その出店には中央に大机が用意されている。連れ立って訪れた仲間の歌い手は、その上に胡座を掻いて、我が物顔で歌いはじめてしまった。周りの人間たちも手慣れた調子で囃し立てるので、慌ててその輪に入る。こうして思い立ってはこの店の遊びに興じていたせいで、国一番の楽師が訪れる店として繁盛しているようだった。
間違いではない。花舞祭でも最終日を占める面子ばかり仲間になるのだから、仕方のないことなのだろう。その中でもこうして集まるのは、素行の悪い方だけであることには目を瞑っていて欲しいところだ。
夜の路地の音楽には取り憑かれるような魅力があった。いつも新しい音と情報が溢れていて、刺激のない日はない。触発されるように、伝統の舞にも愛着を感じるから、やめられないのだ。そして何より、路地の人々は音楽を愛していた。その中で踊る心地よさは何にも代え難い。
歌い手はどこで仕入れたのか、全く聞いたことのない歌を諳んじる。どこの国の歌だろうか。独特の音階には、彼の異彩を放つ声によく似合っていた。負けじと商人から倣ったばかりの踊りを舞ってみせる。本職として、このような遊びの場で報酬を与らないと公言してあるので、店や客は代わりに酒を仕入れてくるようになった。飲めない口ではないので、ありがたく頂いているが、一度だけ正体不明になって担がれて帰った経験があるため、飲みすぎはよくないと躾けられてしまった。
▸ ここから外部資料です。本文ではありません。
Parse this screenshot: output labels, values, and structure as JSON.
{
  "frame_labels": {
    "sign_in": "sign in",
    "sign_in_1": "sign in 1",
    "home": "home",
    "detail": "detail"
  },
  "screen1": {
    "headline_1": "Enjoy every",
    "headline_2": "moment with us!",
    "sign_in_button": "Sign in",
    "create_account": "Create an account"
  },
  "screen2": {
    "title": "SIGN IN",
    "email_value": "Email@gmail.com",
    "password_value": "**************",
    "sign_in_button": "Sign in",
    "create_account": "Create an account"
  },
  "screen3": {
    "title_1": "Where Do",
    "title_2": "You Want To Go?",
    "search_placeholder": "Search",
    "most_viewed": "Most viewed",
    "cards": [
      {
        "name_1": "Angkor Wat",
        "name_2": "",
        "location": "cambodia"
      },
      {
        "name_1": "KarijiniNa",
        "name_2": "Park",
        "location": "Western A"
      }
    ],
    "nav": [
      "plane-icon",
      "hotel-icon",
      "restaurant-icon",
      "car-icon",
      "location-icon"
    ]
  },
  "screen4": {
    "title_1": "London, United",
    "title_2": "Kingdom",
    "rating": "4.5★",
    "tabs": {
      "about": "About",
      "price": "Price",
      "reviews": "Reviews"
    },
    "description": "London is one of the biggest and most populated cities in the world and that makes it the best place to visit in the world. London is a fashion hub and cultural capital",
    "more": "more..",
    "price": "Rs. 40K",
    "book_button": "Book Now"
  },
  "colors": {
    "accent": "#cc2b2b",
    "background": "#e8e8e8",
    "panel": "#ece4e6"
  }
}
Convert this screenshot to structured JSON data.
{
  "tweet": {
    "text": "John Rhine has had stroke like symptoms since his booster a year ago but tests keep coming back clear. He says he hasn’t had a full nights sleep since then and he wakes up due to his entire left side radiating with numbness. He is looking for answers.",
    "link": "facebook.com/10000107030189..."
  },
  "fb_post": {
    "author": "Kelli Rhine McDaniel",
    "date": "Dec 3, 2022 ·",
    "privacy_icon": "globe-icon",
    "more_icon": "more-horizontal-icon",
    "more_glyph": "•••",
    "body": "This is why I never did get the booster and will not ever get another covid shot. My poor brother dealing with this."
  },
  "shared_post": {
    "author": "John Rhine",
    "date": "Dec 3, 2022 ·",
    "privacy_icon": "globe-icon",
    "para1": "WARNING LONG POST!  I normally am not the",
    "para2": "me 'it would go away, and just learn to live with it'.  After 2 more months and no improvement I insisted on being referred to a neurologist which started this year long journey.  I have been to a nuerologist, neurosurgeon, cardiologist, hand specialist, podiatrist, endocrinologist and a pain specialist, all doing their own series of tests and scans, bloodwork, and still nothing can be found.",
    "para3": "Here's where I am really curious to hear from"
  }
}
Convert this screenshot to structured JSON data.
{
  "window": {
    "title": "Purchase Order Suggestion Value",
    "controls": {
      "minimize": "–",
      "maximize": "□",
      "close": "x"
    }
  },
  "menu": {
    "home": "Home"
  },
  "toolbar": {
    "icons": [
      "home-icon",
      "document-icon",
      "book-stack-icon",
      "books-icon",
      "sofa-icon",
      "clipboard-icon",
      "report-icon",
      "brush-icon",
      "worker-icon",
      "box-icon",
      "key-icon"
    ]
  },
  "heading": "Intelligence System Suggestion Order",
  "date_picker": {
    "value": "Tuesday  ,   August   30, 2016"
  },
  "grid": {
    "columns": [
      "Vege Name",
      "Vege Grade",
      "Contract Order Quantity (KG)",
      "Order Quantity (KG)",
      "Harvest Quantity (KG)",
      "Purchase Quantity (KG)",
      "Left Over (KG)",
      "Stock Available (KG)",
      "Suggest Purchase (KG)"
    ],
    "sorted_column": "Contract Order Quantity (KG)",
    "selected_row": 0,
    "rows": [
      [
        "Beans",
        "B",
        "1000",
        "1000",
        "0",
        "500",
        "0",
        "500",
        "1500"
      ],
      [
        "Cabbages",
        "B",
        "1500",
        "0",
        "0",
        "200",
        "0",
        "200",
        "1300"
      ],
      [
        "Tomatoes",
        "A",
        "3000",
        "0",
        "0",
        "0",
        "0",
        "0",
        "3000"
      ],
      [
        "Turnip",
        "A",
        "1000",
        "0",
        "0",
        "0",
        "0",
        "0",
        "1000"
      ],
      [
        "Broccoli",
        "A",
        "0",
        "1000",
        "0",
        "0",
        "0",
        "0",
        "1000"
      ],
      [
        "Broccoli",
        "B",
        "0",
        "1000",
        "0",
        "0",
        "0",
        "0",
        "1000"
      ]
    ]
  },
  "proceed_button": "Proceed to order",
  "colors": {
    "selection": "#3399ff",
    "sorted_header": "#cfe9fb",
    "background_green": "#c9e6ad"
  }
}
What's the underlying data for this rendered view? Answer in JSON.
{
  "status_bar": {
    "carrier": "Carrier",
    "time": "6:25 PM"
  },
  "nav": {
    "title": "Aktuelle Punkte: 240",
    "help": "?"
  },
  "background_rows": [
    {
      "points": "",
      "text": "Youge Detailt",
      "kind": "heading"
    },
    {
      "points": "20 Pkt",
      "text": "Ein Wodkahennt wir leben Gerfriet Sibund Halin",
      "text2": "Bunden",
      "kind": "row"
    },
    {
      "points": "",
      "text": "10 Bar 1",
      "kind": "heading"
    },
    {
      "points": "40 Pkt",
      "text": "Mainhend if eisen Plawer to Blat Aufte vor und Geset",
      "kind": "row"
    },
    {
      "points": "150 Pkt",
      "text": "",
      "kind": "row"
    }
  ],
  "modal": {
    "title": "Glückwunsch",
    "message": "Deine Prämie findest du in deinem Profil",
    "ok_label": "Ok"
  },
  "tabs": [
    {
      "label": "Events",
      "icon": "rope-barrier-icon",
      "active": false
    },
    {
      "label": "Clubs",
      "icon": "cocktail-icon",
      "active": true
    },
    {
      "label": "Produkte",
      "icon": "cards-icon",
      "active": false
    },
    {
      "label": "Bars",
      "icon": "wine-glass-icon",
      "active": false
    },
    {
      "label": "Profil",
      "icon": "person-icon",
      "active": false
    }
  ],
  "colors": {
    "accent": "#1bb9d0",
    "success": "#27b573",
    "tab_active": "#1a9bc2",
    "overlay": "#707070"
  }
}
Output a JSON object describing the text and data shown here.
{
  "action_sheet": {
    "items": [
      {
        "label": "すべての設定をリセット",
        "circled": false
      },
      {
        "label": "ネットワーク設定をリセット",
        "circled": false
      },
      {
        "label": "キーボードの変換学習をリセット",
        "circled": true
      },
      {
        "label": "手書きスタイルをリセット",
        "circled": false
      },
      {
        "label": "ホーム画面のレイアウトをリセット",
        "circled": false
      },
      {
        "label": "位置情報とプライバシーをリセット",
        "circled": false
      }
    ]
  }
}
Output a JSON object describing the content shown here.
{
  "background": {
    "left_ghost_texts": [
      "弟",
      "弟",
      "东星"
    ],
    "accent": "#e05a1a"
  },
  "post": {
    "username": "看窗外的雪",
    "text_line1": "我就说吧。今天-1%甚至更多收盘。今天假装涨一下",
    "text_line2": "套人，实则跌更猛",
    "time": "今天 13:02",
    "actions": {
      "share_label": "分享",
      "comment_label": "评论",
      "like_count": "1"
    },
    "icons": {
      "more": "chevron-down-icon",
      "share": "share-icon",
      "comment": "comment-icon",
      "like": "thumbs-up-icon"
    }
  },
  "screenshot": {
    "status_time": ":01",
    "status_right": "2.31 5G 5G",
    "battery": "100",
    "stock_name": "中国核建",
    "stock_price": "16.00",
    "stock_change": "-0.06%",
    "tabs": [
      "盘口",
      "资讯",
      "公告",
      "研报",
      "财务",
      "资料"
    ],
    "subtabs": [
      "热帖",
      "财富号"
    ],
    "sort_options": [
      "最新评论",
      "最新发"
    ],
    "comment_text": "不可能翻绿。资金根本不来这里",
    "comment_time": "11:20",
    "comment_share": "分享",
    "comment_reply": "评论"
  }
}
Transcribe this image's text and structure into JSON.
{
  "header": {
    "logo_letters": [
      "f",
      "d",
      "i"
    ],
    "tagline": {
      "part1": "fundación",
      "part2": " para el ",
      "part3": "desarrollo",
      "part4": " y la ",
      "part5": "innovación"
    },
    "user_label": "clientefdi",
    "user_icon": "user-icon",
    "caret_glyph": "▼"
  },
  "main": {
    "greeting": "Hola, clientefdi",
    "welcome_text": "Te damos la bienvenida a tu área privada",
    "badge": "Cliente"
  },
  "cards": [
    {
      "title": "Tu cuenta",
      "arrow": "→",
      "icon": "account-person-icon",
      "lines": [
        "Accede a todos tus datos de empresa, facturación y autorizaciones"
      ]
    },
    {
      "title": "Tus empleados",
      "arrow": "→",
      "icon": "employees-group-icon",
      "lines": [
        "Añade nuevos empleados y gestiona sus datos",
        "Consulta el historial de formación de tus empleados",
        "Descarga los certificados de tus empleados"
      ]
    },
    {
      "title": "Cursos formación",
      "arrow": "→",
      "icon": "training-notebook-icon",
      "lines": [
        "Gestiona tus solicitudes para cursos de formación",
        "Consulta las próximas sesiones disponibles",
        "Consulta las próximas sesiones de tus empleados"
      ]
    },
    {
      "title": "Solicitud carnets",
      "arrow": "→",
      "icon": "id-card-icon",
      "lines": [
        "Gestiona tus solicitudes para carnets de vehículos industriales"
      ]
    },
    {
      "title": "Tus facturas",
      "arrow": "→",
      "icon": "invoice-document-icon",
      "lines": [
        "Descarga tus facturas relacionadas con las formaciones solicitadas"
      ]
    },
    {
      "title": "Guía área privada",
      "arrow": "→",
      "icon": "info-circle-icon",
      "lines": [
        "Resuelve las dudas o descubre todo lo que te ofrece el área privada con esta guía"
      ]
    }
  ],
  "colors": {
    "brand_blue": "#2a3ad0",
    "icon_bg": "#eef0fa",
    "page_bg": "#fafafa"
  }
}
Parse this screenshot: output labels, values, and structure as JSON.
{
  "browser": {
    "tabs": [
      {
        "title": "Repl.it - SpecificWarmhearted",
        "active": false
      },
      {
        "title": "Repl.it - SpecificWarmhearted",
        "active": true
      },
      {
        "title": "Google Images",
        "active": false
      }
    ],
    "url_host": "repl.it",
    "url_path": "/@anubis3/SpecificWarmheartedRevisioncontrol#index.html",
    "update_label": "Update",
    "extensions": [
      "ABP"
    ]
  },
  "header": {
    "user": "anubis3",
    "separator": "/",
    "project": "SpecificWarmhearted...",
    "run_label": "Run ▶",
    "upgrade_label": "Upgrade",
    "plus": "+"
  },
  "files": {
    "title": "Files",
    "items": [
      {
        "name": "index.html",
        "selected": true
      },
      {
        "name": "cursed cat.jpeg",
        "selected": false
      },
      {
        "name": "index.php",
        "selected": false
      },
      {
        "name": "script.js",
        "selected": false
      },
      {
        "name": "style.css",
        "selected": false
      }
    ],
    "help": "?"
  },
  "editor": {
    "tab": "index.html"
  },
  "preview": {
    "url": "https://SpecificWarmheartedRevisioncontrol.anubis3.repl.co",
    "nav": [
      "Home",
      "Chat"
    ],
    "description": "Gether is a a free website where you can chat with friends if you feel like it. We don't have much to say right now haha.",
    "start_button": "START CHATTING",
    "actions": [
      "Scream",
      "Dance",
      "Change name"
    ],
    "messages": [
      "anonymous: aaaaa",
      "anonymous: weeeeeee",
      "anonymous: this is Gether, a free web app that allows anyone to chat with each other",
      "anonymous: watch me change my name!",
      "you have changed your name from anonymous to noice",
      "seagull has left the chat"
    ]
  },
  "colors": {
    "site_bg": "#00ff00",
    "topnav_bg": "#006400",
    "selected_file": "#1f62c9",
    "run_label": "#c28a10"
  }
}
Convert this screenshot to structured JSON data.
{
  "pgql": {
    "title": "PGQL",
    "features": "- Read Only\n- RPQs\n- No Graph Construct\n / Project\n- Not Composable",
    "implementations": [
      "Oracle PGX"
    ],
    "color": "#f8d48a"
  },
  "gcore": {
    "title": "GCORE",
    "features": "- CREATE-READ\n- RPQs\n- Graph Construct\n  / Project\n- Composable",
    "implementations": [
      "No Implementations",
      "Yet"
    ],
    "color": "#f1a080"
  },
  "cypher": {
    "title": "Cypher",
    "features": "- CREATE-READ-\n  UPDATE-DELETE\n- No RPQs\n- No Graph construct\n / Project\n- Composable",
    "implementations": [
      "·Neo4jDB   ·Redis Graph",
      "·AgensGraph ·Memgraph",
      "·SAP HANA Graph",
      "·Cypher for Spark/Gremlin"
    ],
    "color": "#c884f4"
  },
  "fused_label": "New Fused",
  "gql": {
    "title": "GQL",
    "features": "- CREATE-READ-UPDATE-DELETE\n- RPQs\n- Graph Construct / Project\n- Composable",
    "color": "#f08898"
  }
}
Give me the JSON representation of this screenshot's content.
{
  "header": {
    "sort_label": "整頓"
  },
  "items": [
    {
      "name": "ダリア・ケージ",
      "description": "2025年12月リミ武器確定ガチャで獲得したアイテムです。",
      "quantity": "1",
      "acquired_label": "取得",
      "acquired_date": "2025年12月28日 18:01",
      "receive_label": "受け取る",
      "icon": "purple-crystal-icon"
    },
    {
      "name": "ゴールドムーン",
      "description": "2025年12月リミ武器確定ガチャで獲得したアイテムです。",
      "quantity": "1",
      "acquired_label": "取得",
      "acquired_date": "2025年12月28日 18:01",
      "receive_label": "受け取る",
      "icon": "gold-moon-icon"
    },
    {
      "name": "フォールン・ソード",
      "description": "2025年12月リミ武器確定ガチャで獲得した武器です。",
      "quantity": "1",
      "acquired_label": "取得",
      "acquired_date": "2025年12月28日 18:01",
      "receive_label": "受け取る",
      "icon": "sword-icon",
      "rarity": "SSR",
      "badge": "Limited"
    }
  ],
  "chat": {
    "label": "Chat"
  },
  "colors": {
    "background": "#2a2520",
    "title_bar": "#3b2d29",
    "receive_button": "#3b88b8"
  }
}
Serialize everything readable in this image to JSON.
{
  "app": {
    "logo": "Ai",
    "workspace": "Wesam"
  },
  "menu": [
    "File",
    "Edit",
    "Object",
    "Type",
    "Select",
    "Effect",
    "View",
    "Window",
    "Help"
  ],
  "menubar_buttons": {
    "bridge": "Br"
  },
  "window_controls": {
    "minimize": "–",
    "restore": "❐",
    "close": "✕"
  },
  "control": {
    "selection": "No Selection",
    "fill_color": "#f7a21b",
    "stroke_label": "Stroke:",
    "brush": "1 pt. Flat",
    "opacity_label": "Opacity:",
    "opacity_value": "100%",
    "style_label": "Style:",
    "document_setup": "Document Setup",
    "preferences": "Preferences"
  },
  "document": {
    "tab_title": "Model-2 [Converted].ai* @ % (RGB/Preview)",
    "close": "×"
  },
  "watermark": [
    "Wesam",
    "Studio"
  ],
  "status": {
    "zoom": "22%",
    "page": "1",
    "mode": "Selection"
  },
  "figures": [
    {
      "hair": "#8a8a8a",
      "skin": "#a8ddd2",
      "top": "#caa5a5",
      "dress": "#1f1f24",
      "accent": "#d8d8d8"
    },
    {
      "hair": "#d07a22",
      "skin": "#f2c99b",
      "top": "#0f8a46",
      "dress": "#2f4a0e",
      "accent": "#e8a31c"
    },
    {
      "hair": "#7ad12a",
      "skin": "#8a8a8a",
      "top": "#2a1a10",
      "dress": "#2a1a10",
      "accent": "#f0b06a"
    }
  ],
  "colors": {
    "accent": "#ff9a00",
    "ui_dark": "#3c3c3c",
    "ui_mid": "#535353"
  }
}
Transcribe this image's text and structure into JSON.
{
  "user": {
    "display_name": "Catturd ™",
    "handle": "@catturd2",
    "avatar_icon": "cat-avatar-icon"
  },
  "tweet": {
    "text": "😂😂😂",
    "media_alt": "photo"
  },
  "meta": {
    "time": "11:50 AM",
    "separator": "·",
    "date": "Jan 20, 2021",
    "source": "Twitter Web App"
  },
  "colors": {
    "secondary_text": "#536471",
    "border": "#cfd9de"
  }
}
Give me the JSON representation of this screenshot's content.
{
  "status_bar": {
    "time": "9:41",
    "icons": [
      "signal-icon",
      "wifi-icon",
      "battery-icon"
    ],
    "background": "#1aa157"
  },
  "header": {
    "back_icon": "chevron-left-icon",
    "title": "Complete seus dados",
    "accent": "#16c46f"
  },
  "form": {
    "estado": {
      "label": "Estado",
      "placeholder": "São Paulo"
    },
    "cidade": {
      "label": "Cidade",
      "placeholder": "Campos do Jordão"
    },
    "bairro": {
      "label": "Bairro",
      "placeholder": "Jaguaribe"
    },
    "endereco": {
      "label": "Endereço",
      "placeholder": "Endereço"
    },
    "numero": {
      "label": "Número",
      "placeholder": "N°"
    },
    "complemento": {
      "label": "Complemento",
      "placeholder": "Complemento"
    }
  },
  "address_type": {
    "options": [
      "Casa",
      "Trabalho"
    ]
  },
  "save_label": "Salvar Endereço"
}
路地に出ない連中から白い目で見られるようになったのはこの頃だったか。その面々を思い出すと、酌に伸びたの手が止まってしまう。
「体調でも悪いのかい」
「花舞祭が終わったばかりだから、まだ疲れてるみたいだ」
下手な嘘をついて笑う。嫌なことは踊って忘れてしまえばいい。
路地の夜は陽気な人々の熱気のせいで明るい。はじめて来たときも、その愉快さに救われたものだ。ただ昔とは違うこともある。評価を受けるのが嫌で、逃げるように路地へ駆け込んでいた子どもはもういない。
なぜ流行の踊りを舞台に出さないのかと聞かれたことがある。流行は嫌いなのだと思われていたこともある。
流行は楽しいものだが、見ていて美しいものではない。こちらが楽しいだけでは、報酬は頂けない。見ている者も、踊れない者も集まる場所では、やはり多くの人に受け入れられる舞を選ばなければならない。
そのために、知らないものを見て、多くの舞を覚える。
期待を負う、頂点の表現者としての務めだ。
頂点
続きません。
いつか物語になればと思います。